WE NEED THE WORKFLOW TO LAUNCH!!

Because it invalidates why we have workflow in the first place.   Someone emails the servicedesk saying "please onboard Joe Shmoe".   Great, now you have an Incident that really should be a 12 task workflow under a RITM.   ServiceNow understands this issue, and gave us this handy little guy...

CreateRequest.png

which takes you to the catalog.... lets you pick a Catalog Item, and relates the ensuing request to the Incident starting point.

Catalog.pngOrder.png

Associate.png

BUT...

This assumes one knows there's a catalog item that should have been the starting point.   The more successful you are with ServiceNow and ServiceManagement, the more parties will have Catalog Items, which reduces likelyhood anyone will know the totality of the Catalog.   ServiceNow knows this, which is why they...

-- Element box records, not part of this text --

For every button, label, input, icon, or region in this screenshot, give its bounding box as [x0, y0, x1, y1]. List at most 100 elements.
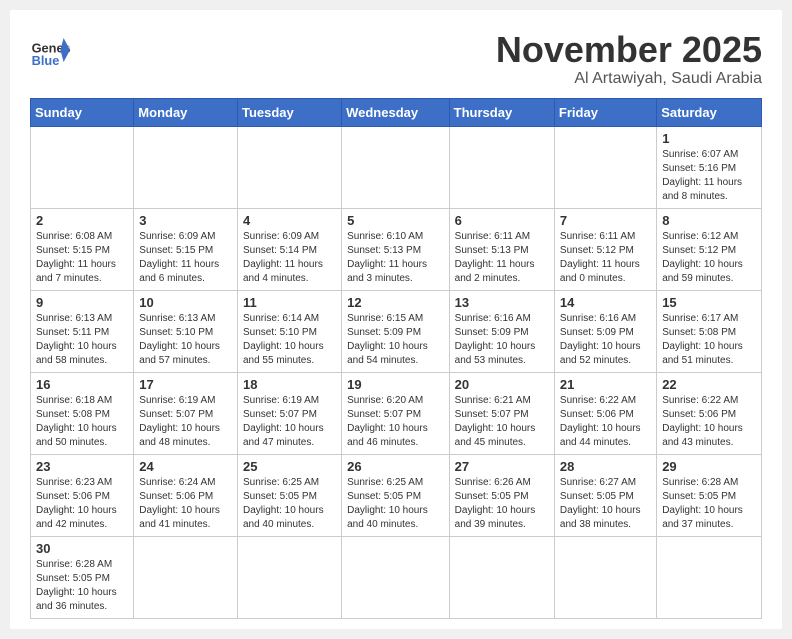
calendar-header-friday: Friday: [554, 98, 656, 126]
calendar-cell: 18 Sunrise: 6:19 AM Sunset: 5:07 PM Dayli…: [237, 372, 341, 454]
calendar-header-sunday: Sunday: [31, 98, 134, 126]
day-info: Sunrise: 6:22 AM Sunset: 5:06 PM Dayligh…: [662, 394, 756, 450]
day-info: Sunrise: 6:25 AM Sunset: 5:05 PM Dayligh…: [347, 476, 444, 532]
day-number: 15: [662, 295, 756, 310]
day-info: Sunrise: 6:28 AM Sunset: 5:05 PM Dayligh…: [36, 558, 128, 614]
calendar-cell: [657, 536, 762, 618]
day-info: Sunrise: 6:17 AM Sunset: 5:08 PM Dayligh…: [662, 312, 756, 368]
day-info: Sunrise: 6:16 AM Sunset: 5:09 PM Dayligh…: [560, 312, 651, 368]
day-info: Sunrise: 6:19 AM Sunset: 5:07 PM Dayligh…: [139, 394, 232, 450]
day-info: Sunrise: 6:28 AM Sunset: 5:05 PM Dayligh…: [662, 476, 756, 532]
calendar-cell: 23 Sunrise: 6:23 AM Sunset: 5:06 PM Dayli…: [31, 454, 134, 536]
day-info: Sunrise: 6:16 AM Sunset: 5:09 PM Dayligh…: [455, 312, 549, 368]
day-number: 22: [662, 377, 756, 392]
day-info: Sunrise: 6:13 AM Sunset: 5:11 PM Dayligh…: [36, 312, 128, 368]
calendar-week-6: 30Sunrise: 6:28 AM Sunset: 5:05 PM Dayli…: [31, 536, 762, 618]
day-number: 6: [455, 213, 549, 228]
calendar-cell: 13 Sunrise: 6:16 AM Sunset: 5:09 PM Dayli…: [449, 290, 554, 372]
calendar-cell: 27 Sunrise: 6:26 AM Sunset: 5:05 PM Dayli…: [449, 454, 554, 536]
calendar-cell: 15 Sunrise: 6:17 AM Sunset: 5:08 PM Dayli…: [657, 290, 762, 372]
day-number: 12: [347, 295, 444, 310]
day-info: Sunrise: 6:25 AM Sunset: 5:05 PM Dayligh…: [243, 476, 336, 532]
header: General Blue November 2025 Al Artawiyah,…: [30, 30, 762, 88]
day-info: Sunrise: 6:26 AM Sunset: 5:05 PM Dayligh…: [455, 476, 549, 532]
day-number: 18: [243, 377, 336, 392]
calendar-cell: [342, 126, 450, 208]
calendar-cell: 30Sunrise: 6:28 AM Sunset: 5:05 PM Dayli…: [31, 536, 134, 618]
day-number: 2: [36, 213, 128, 228]
day-info: Sunrise: 6:13 AM Sunset: 5:10 PM Dayligh…: [139, 312, 232, 368]
day-info: Sunrise: 6:12 AM Sunset: 5:12 PM Dayligh…: [662, 230, 756, 286]
day-info: Sunrise: 6:27 AM Sunset: 5:05 PM Dayligh…: [560, 476, 651, 532]
location: Al Artawiyah, Saudi Arabia: [496, 70, 762, 88]
calendar-cell: 26 Sunrise: 6:25 AM Sunset: 5:05 PM Dayli…: [342, 454, 450, 536]
calendar-cell: [342, 536, 450, 618]
calendar-cell: [449, 126, 554, 208]
calendar-cell: 5 Sunrise: 6:10 AM Sunset: 5:13 PM Daylig…: [342, 208, 450, 290]
calendar-cell: 2 Sunrise: 6:08 AM Sunset: 5:15 PM Daylig…: [31, 208, 134, 290]
day-number: 21: [560, 377, 651, 392]
day-number: 7: [560, 213, 651, 228]
day-info: Sunrise: 6:14 AM Sunset: 5:10 PM Dayligh…: [243, 312, 336, 368]
calendar-cell: 16 Sunrise: 6:18 AM Sunset: 5:08 PM Dayli…: [31, 372, 134, 454]
day-info: Sunrise: 6:19 AM Sunset: 5:07 PM Dayligh…: [243, 394, 336, 450]
day-number: 17: [139, 377, 232, 392]
calendar-cell: [449, 536, 554, 618]
day-info: Sunrise: 6:24 AM Sunset: 5:06 PM Dayligh…: [139, 476, 232, 532]
calendar-cell: [31, 126, 134, 208]
calendar-week-4: 16 Sunrise: 6:18 AM Sunset: 5:08 PM Dayli…: [31, 372, 762, 454]
calendar-cell: 9 Sunrise: 6:13 AM Sunset: 5:11 PM Daylig…: [31, 290, 134, 372]
calendar-cell: 14Sunrise: 6:16 AM Sunset: 5:09 PM Dayli…: [554, 290, 656, 372]
calendar-header-saturday: Saturday: [657, 98, 762, 126]
calendar-header-wednesday: Wednesday: [342, 98, 450, 126]
day-info: Sunrise: 6:07 AM Sunset: 5:16 PM Dayligh…: [662, 148, 756, 204]
calendar-cell: 22 Sunrise: 6:22 AM Sunset: 5:06 PM Dayli…: [657, 372, 762, 454]
day-info: Sunrise: 6:22 AM Sunset: 5:06 PM Dayligh…: [560, 394, 651, 450]
calendar-week-2: 2 Sunrise: 6:08 AM Sunset: 5:15 PM Daylig…: [31, 208, 762, 290]
day-number: 26: [347, 459, 444, 474]
calendar-cell: 21 Sunrise: 6:22 AM Sunset: 5:06 PM Dayli…: [554, 372, 656, 454]
calendar-page: General Blue November 2025 Al Artawiyah,…: [10, 10, 782, 629]
day-number: 1: [662, 131, 756, 146]
calendar-week-3: 9 Sunrise: 6:13 AM Sunset: 5:11 PM Daylig…: [31, 290, 762, 372]
day-number: 9: [36, 295, 128, 310]
day-number: 10: [139, 295, 232, 310]
calendar-header-tuesday: Tuesday: [237, 98, 341, 126]
calendar-table: SundayMondayTuesdayWednesdayThursdayFrid…: [30, 98, 762, 619]
calendar-cell: 24Sunrise: 6:24 AM Sunset: 5:06 PM Dayli…: [134, 454, 238, 536]
day-info: Sunrise: 6:23 AM Sunset: 5:06 PM Dayligh…: [36, 476, 128, 532]
day-info: Sunrise: 6:09 AM Sunset: 5:14 PM Dayligh…: [243, 230, 336, 286]
calendar-cell: 4 Sunrise: 6:09 AM Sunset: 5:14 PM Daylig…: [237, 208, 341, 290]
calendar-header-thursday: Thursday: [449, 98, 554, 126]
day-info: Sunrise: 6:08 AM Sunset: 5:15 PM Dayligh…: [36, 230, 128, 286]
calendar-cell: [554, 536, 656, 618]
day-number: 5: [347, 213, 444, 228]
day-info: Sunrise: 6:11 AM Sunset: 5:13 PM Dayligh…: [455, 230, 549, 286]
calendar-cell: 10 Sunrise: 6:13 AM Sunset: 5:10 PM Dayli…: [134, 290, 238, 372]
calendar-week-1: 1 Sunrise: 6:07 AM Sunset: 5:16 PM Daylig…: [31, 126, 762, 208]
calendar-cell: 29Sunrise: 6:28 AM Sunset: 5:05 PM Dayli…: [657, 454, 762, 536]
logo-icon: General Blue: [30, 30, 70, 70]
calendar-cell: 17 Sunrise: 6:19 AM Sunset: 5:07 PM Dayli…: [134, 372, 238, 454]
day-number: 16: [36, 377, 128, 392]
calendar-cell: [134, 536, 238, 618]
day-number: 8: [662, 213, 756, 228]
day-number: 4: [243, 213, 336, 228]
day-info: Sunrise: 6:18 AM Sunset: 5:08 PM Dayligh…: [36, 394, 128, 450]
day-info: Sunrise: 6:21 AM Sunset: 5:07 PM Dayligh…: [455, 394, 549, 450]
calendar-cell: 3Sunrise: 6:09 AM Sunset: 5:15 PM Daylig…: [134, 208, 238, 290]
calendar-cell: 1 Sunrise: 6:07 AM Sunset: 5:16 PM Daylig…: [657, 126, 762, 208]
calendar-cell: 11 Sunrise: 6:14 AM Sunset: 5:10 PM Dayli…: [237, 290, 341, 372]
day-number: 23: [36, 459, 128, 474]
day-number: 13: [455, 295, 549, 310]
day-number: 27: [455, 459, 549, 474]
calendar-cell: 12Sunrise: 6:15 AM Sunset: 5:09 PM Dayli…: [342, 290, 450, 372]
calendar-cell: 28 Sunrise: 6:27 AM Sunset: 5:05 PM Dayli…: [554, 454, 656, 536]
day-info: Sunrise: 6:10 AM Sunset: 5:13 PM Dayligh…: [347, 230, 444, 286]
calendar-cell: 6 Sunrise: 6:11 AM Sunset: 5:13 PM Daylig…: [449, 208, 554, 290]
month-title: November 2025: [496, 30, 762, 70]
day-number: 25: [243, 459, 336, 474]
day-number: 28: [560, 459, 651, 474]
day-number: 20: [455, 377, 549, 392]
day-number: 11: [243, 295, 336, 310]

INTRODUCED CONTEXTUAL SEARCH

For whatever reason we have an Incident that represents "Order me Microsoft Access".   Through the miracle of mike.malcangio's awesome Contextual Search, we see right away that this should have been a gosh darn request all along!  
ContextualSearch.png

So we'll just order that and it will associate with the Incident.   Right?

WRONG

Contextual Search will not behave like that handy Create Request we already explored.   Furthermore, we have no access to the Order button featured in Contextual Search.   The only way we can leverage the info Contextual Search has provided us is to...
1)   Use the Contextual Search "Order" button, then manually go back to the Incident (if we remember it) and close it out.
2)   Use the UI Action "Create Request", then manually search for the Access catalog item we now know exists.
Both features provide exactly 1/2 of a thoroughly awesome solution that can convert a call center into a genuine Workflow Launch center.

WHAT WE NEED TO HAPPEN

- Admin/developer level access to the Contextual Search "Order" button so we can rig it to behave like the Create Request UI Action.
OR
- The Order button on Contextual Search must link the ensuing record output to the Incident (or whatever other record we're on) that pre-exists.

It would also help if
- the "relating to incident' was handled via some other field than parent.   The Create Request UI action assumes we use Request (bad idea!), and further assumes that the catalog item in question generates requests in the first place (worse idea!).
Another strategy would be to include a basic Shell task type in all Service Management solutions.   This counts as a task but can essentially be transformed into other single layer task types (incident, problem, change) or be a holder for launching workflow (much like Request is today, but this would be after the fact).   That makes the ingestion of email a WAY simpler experience because its creating fair game task types I can convert or launch workflow from.   Easy peasy (not to mention saving time and confusion!)